Google Android flaw found

A security flaw in Google's new Android
operating system discovered recently by independent researchers
further underscores the security debate between open source and
proprietary software.


On Monday, Charlie Miller, Mark Daniel and Jake Honoroff of
Independent Security Evaluators said they have
identified and exploited a security vulnerability in Android. In
their findings, they said the first commercial phones using Android
-- in this case, T-Mobile's G1 -- are "being shipped with the
vulnerability present and may pose a security risk to their users
until an update becomes available."


Questions of whether the copyrighted OS is safer, or if this
should be considered a setback to Google's expansion into
non-search-related products and services, should be answered on a
case-by-case basis, said Derek Manky, a security researcher for
Fortinet.


"In general, today's threat-scape hosts threats [that] are
mostly targeted toward Windows as opposed to Linux," Manky said.
"So, in terms of volume and market share of exploits, proprietary
OSes would still be at higher risk. Keep in mind that this isn't
just the operating system itself. Most threats spawn from the code
applications which are hosted on that operating system, i.e.,
Windows and ActiveX controls."


Manky added that one upside to this discovery is that
vulnerabilities in open source OSes may be identified quicker,
because available source code makes it easy to search for potential
weaknesses.


Google's Second Security False Start?

The researchers who discovered the Android flaw opted not to
disclose its details until a fix can be issued. However, they said
that a successful exploit could allow an attacker to retrieve all
stored information in the victim's browser.

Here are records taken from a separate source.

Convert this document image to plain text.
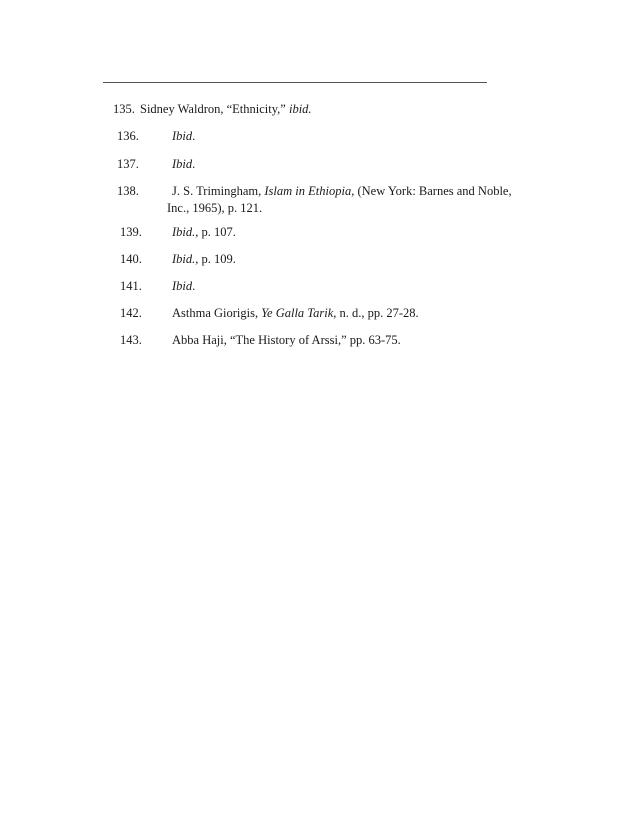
135. Sidney Waldron, “Ethnicity,” ibid.
136.	Ibid.
137.	Ibid.
138.	J. S. Trimingham, Islam in Ethiopia, (New York: Barnes and Noble,
Inc., 1965), p. 121.
139. Ibid., p. 107.
140. Ibid., p. 109.
141. Ibid.
142. Asthma Giorigis, Ye Galla Tarik, n. d., pp. 27-28.
143. Abba Haji, “The History of Arssi,” pp. 63-75.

This same sort of controversy morphed into a larger discourse
about Google vs. Microsoft -- as well as open source vs. closed
source programs -- last month when a flaw was found in Google's much-heralded Chrome
browser. In that instance, Chrome, which is partly based on open
source software components used in Mozilla's Firefox and Apple's
WebKit, had flaws of its own that were remedied by both Firefox and
Mozilla.


For its part, Android is based on more than 80 different open
source packages. The researchers who discovered the bug said the
vulnerability arose from the fact that Google didn't use the most
up-to-date versions of all these packages (which admittedly can be
difficult, given the nature of real-time development in the open
source community). This means that while the Android vulnerability
may have been known and even fixed in the software packages that
come bundled with the T-Mobile G1 phone, on the back-end Google
still deployed an older and still-exposed edition of the OS.


Experts like Fortinet's Manky chalk it up to growing pains for
the developers of Google's nascent programs.


"I would say the largest difference here is that we are dealing
with a new mobile platform -- the source for Android was only
recently revealed -- that is, open source," he said. "What makes
this threat unique is that it was 'sought out' based off previous
knowledge, since it was a new product using an existing source
tree, which you don't have with Windows-based products."